The report anticipates that public debt might remain high, fueled by an increased budget deficit and continued government spending on debt service obligations. The persistent challenge of managing substantial fiscal deficits could contribute to elevated public debt. The deficit to GDP ratio, which reached 123% in the first quarter of 2023, might escalate further if there is a drop in revenue.
Citing a World Bank warning, the report emphasized the need for essential fiscal reforms to avoid a surge in the debt service to GDP ratio, potentially reaching 160% by 2027. The current public debt stock of ₦87.9 trillion in Q3 2023 is expected to rise in 2024 due to a budgeted deficit of ₦9.18 trillion and proposed additional borrowing of ₦8.88 trillion.
Despite a seemingly low debt-to-GDP ratio of 37.1%, the report emphasized that the debt servicing to revenue ratio remains high at 124% as of H1 2023. The challenge in servicing external debt in 2024 is attributed to exchange rate volatility and the potential devaluation of the naira.

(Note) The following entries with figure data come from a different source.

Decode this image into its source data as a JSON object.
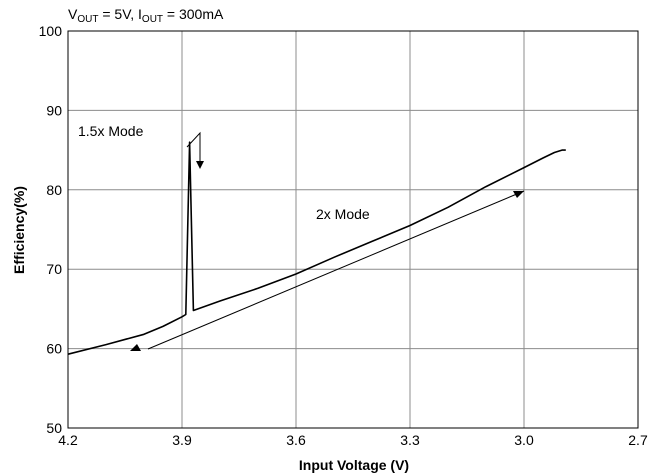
{
  "chart_data": {
    "type": "line",
    "title_parts": {
      "v": "V",
      "v_sub": "OUT",
      "v_rest": " = 5V, I",
      "i_sub": "OUT",
      "i_rest": " = 300mA"
    },
    "xlabel": "Input Voltage (V)",
    "ylabel": "Efficiency(%)",
    "xlim": [
      4.2,
      2.7
    ],
    "x_reversed": true,
    "ylim": [
      50,
      100
    ],
    "x_ticks": [
      "4.2",
      "3.9",
      "3.6",
      "3.3",
      "3.0",
      "2.7"
    ],
    "y_ticks": [
      "100",
      "90",
      "80",
      "70",
      "60",
      "50"
    ],
    "grid": true,
    "series": [
      {
        "x": [
          4.2,
          4.1,
          4.0,
          3.95,
          3.9,
          3.89,
          3.88,
          3.87,
          3.8,
          3.7,
          3.6,
          3.5,
          3.4,
          3.3,
          3.2,
          3.1,
          3.0,
          2.95,
          2.92,
          2.9,
          2.89
        ],
        "y": [
          59.3,
          60.5,
          61.8,
          62.8,
          64.0,
          64.3,
          86.0,
          64.8,
          66.0,
          67.6,
          69.4,
          71.5,
          73.5,
          75.5,
          77.8,
          80.4,
          82.8,
          84.0,
          84.7,
          85.0,
          85.0
        ]
      }
    ],
    "annotations": [
      {
        "text": "1.5x Mode"
      },
      {
        "text": "2x Mode"
      }
    ]
  }
}
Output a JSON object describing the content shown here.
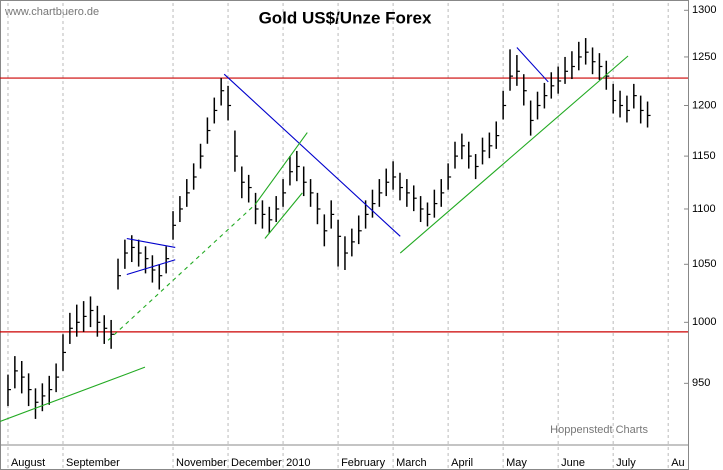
{
  "chart_data": {
    "type": "ohlc",
    "title": "Gold US$/Unze Forex",
    "watermark": "www.chartbuero.de",
    "source": "Hoppenstedt Charts",
    "log_scale": true,
    "color": "#000000",
    "grid_color": "#bbbbbb",
    "xlim": [
      -0.145,
      12.36
    ],
    "ylim": [
      902,
      1308
    ],
    "yticks": [
      950,
      1000,
      1050,
      1100,
      1150,
      1200,
      1250,
      1300
    ],
    "xticks": [
      {
        "value": 0,
        "label": "August"
      },
      {
        "value": 1,
        "label": "September"
      },
      {
        "value": 3,
        "label": "November"
      },
      {
        "value": 4,
        "label": "December"
      },
      {
        "value": 5,
        "label": "2010"
      },
      {
        "value": 6,
        "label": "February"
      },
      {
        "value": 7,
        "label": "March"
      },
      {
        "value": 8,
        "label": "April"
      },
      {
        "value": 9,
        "label": "May"
      },
      {
        "value": 10,
        "label": "June"
      },
      {
        "value": 11,
        "label": "July"
      },
      {
        "value": 12,
        "label": "Au"
      }
    ],
    "x": [
      0,
      0.125,
      0.25,
      0.375,
      0.5,
      0.625,
      0.75,
      0.875,
      1,
      1.125,
      1.25,
      1.375,
      1.5,
      1.625,
      1.75,
      1.875,
      2,
      2.125,
      2.25,
      2.375,
      2.5,
      2.625,
      2.75,
      2.875,
      3,
      3.125,
      3.25,
      3.375,
      3.5,
      3.625,
      3.75,
      3.875,
      4,
      4.125,
      4.25,
      4.375,
      4.5,
      4.625,
      4.75,
      4.875,
      5,
      5.125,
      5.25,
      5.375,
      5.5,
      5.625,
      5.75,
      5.875,
      6,
      6.125,
      6.25,
      6.375,
      6.5,
      6.625,
      6.75,
      6.875,
      7,
      7.125,
      7.25,
      7.375,
      7.5,
      7.625,
      7.75,
      7.875,
      8,
      8.125,
      8.25,
      8.375,
      8.5,
      8.625,
      8.75,
      8.875,
      9,
      9.125,
      9.25,
      9.375,
      9.5,
      9.625,
      9.75,
      9.875,
      10,
      10.125,
      10.25,
      10.375,
      10.5,
      10.625,
      10.75,
      10.875,
      11,
      11.125,
      11.25,
      11.375,
      11.5,
      11.625
    ],
    "high": [
      957,
      972,
      968,
      958,
      946,
      950,
      956,
      966,
      990,
      1008,
      1015,
      1018,
      1022,
      1014,
      1006,
      1002,
      1055,
      1072,
      1076,
      1072,
      1066,
      1058,
      1050,
      1066,
      1098,
      1112,
      1128,
      1143,
      1162,
      1188,
      1208,
      1228,
      1220,
      1175,
      1140,
      1132,
      1115,
      1108,
      1102,
      1112,
      1128,
      1150,
      1155,
      1140,
      1128,
      1115,
      1095,
      1108,
      1090,
      1075,
      1082,
      1094,
      1108,
      1118,
      1128,
      1138,
      1145,
      1134,
      1128,
      1122,
      1112,
      1106,
      1118,
      1128,
      1143,
      1164,
      1172,
      1164,
      1152,
      1168,
      1173,
      1184,
      1215,
      1258,
      1252,
      1232,
      1205,
      1214,
      1223,
      1234,
      1240,
      1250,
      1256,
      1266,
      1270,
      1260,
      1254,
      1246,
      1222,
      1215,
      1210,
      1222,
      1210,
      1204
    ],
    "low": [
      932,
      946,
      942,
      932,
      922,
      928,
      933,
      943,
      960,
      982,
      988,
      992,
      996,
      988,
      982,
      978,
      1028,
      1046,
      1052,
      1048,
      1042,
      1034,
      1028,
      1042,
      1072,
      1088,
      1102,
      1118,
      1138,
      1162,
      1182,
      1200,
      1185,
      1135,
      1110,
      1106,
      1086,
      1082,
      1078,
      1088,
      1102,
      1122,
      1126,
      1112,
      1102,
      1086,
      1066,
      1082,
      1048,
      1045,
      1057,
      1068,
      1082,
      1092,
      1102,
      1112,
      1118,
      1108,
      1102,
      1098,
      1088,
      1084,
      1092,
      1102,
      1118,
      1138,
      1147,
      1138,
      1128,
      1142,
      1148,
      1157,
      1186,
      1215,
      1220,
      1200,
      1170,
      1186,
      1197,
      1207,
      1212,
      1222,
      1227,
      1236,
      1242,
      1232,
      1226,
      1216,
      1192,
      1188,
      1183,
      1197,
      1182,
      1178
    ],
    "close": [
      945,
      960,
      955,
      945,
      935,
      940,
      945,
      955,
      975,
      995,
      1000,
      1005,
      1010,
      1000,
      995,
      990,
      1040,
      1060,
      1065,
      1060,
      1055,
      1045,
      1040,
      1055,
      1085,
      1100,
      1115,
      1130,
      1150,
      1175,
      1195,
      1215,
      1200,
      1150,
      1125,
      1120,
      1100,
      1095,
      1090,
      1100,
      1115,
      1135,
      1140,
      1125,
      1115,
      1100,
      1080,
      1095,
      1075,
      1060,
      1070,
      1080,
      1095,
      1105,
      1115,
      1125,
      1130,
      1120,
      1115,
      1110,
      1100,
      1095,
      1105,
      1115,
      1130,
      1150,
      1160,
      1150,
      1140,
      1155,
      1160,
      1170,
      1200,
      1230,
      1235,
      1215,
      1185,
      1200,
      1210,
      1220,
      1225,
      1235,
      1240,
      1250,
      1255,
      1245,
      1240,
      1230,
      1205,
      1200,
      1195,
      1210,
      1195,
      1190
    ],
    "hlines": [
      {
        "value": 1228,
        "color": "#cc0000"
      },
      {
        "value": 992,
        "color": "#cc0000"
      }
    ],
    "trendlines": [
      {
        "x": [
          3.93,
          7.13
        ],
        "y": [
          1232,
          1075
        ],
        "color": "#0000cc",
        "style": "solid"
      },
      {
        "x": [
          2.16,
          3.04
        ],
        "y": [
          1073,
          1065
        ],
        "color": "#0000cc",
        "style": "solid"
      },
      {
        "x": [
          2.16,
          3.04
        ],
        "y": [
          1041,
          1054
        ],
        "color": "#0000cc",
        "style": "solid"
      },
      {
        "x": [
          9.25,
          9.82
        ],
        "y": [
          1260,
          1224
        ],
        "color": "#0000cc",
        "style": "solid"
      },
      {
        "x": [
          -0.145,
          2.49
        ],
        "y": [
          920,
          963
        ],
        "color": "#22aa22",
        "style": "solid"
      },
      {
        "x": [
          1.82,
          4.49
        ],
        "y": [
          985,
          1104
        ],
        "color": "#22aa22",
        "style": "dashed"
      },
      {
        "x": [
          4.49,
          5.44
        ],
        "y": [
          1104,
          1173
        ],
        "color": "#22aa22",
        "style": "solid"
      },
      {
        "x": [
          4.67,
          5.35
        ],
        "y": [
          1073,
          1115
        ],
        "color": "#22aa22",
        "style": "solid"
      },
      {
        "x": [
          7.13,
          11.27
        ],
        "y": [
          1060,
          1251
        ],
        "color": "#22aa22",
        "style": "solid"
      }
    ]
  }
}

The report pointed out that the unification of the foreign exchange market by the Central Bank of Nigeria (CBN) in June 2023 led to an increase in the external debt stock of state governments by 42%. The naira’s nearly 100% loss in value since the CBN’s action poses a significant hurdle, requiring more naira to service external debt, currently standing at $41.5 billion as of Q3 2023.
As Nigeria grapples with these economic challenges, stakeholders will closely monitor developments in the forex market and fiscal policies to navigate the complexities of debt management in the coming year.